Your desiccated remains will be found on a desert island along with an empty water bottle, three emergency ration packages, and the exact right CD for the occasion.


Love is strange. Repeating this fact no matter how you achieve orgasm will vastly aid your mental well-being this week.

Your life will be improved enormously by the sudden appearance of a wisecracking toady who leers over your shoulder and repeats the last word of every sentence you utter.

You’ve always thought of Death as a journey into the infinite, but it turns out to be a lot more like Harry Dean Stanton.

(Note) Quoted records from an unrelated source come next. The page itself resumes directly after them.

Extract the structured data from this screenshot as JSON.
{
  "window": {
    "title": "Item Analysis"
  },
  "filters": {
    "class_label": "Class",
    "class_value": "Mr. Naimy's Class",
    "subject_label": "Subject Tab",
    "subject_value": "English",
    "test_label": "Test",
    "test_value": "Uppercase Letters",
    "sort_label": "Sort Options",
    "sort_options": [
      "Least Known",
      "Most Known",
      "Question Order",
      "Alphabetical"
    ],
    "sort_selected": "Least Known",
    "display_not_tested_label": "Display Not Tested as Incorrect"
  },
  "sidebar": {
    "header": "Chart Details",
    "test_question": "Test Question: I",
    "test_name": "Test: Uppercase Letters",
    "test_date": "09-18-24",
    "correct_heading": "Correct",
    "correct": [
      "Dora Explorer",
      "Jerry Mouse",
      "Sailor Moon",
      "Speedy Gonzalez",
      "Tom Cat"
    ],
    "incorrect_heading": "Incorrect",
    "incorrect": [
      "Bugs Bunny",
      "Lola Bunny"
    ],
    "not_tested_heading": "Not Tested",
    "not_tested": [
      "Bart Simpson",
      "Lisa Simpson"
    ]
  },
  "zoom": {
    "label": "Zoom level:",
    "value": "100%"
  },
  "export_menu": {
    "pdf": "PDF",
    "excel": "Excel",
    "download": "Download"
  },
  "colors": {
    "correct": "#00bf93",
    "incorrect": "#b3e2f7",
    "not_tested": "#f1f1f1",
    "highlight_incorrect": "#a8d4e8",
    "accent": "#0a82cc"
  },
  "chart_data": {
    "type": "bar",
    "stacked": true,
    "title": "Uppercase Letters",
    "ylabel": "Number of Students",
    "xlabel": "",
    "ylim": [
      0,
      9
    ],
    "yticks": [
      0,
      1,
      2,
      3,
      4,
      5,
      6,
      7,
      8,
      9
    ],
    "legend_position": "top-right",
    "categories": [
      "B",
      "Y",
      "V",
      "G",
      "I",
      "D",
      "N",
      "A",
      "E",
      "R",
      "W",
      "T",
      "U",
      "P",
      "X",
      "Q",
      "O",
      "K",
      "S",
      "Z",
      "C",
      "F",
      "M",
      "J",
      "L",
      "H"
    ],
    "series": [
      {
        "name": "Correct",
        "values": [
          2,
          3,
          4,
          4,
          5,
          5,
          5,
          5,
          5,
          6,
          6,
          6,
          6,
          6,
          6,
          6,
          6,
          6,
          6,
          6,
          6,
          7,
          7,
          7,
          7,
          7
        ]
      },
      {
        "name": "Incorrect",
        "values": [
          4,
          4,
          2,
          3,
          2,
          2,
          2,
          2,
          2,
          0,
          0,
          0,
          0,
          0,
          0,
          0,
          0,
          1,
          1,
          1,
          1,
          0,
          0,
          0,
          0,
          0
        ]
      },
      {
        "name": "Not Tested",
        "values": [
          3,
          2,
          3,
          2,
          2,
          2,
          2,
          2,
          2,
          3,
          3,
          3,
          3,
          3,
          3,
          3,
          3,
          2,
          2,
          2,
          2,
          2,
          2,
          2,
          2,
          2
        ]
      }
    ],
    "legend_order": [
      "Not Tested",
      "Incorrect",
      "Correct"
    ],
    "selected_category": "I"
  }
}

You just don’t have what it takes to be a contemporary man; in spite of your intelligence, compassion, and instinct for fun, there’s still the gigantic tits.

And to think you laughed when your high-school yearbook named you Most Likely To Be Responsible For The Extinction Of The Frigate Bird.

In spite of your photos, the Church will profess ignorance of the origin of the phrase “Lord love a duck.”

Yet another great moment in American oration will be ruined by your constant, vicious heckling of Mr. Sandler.

You’re excited to get what you’ve always deserved until you realize it amounts to $4.27 in pizza coupons.

You’ve never considered yourself a genius, which helps you avoid damaging blows to your self-image this Sunday.

You have always rejected the doctrine of reincarnation as superstitious nonsense, which comes as a great relief to Hindu couples expecting children early next month.

There’s no life for you without love, except in the strictest biological and durational sense.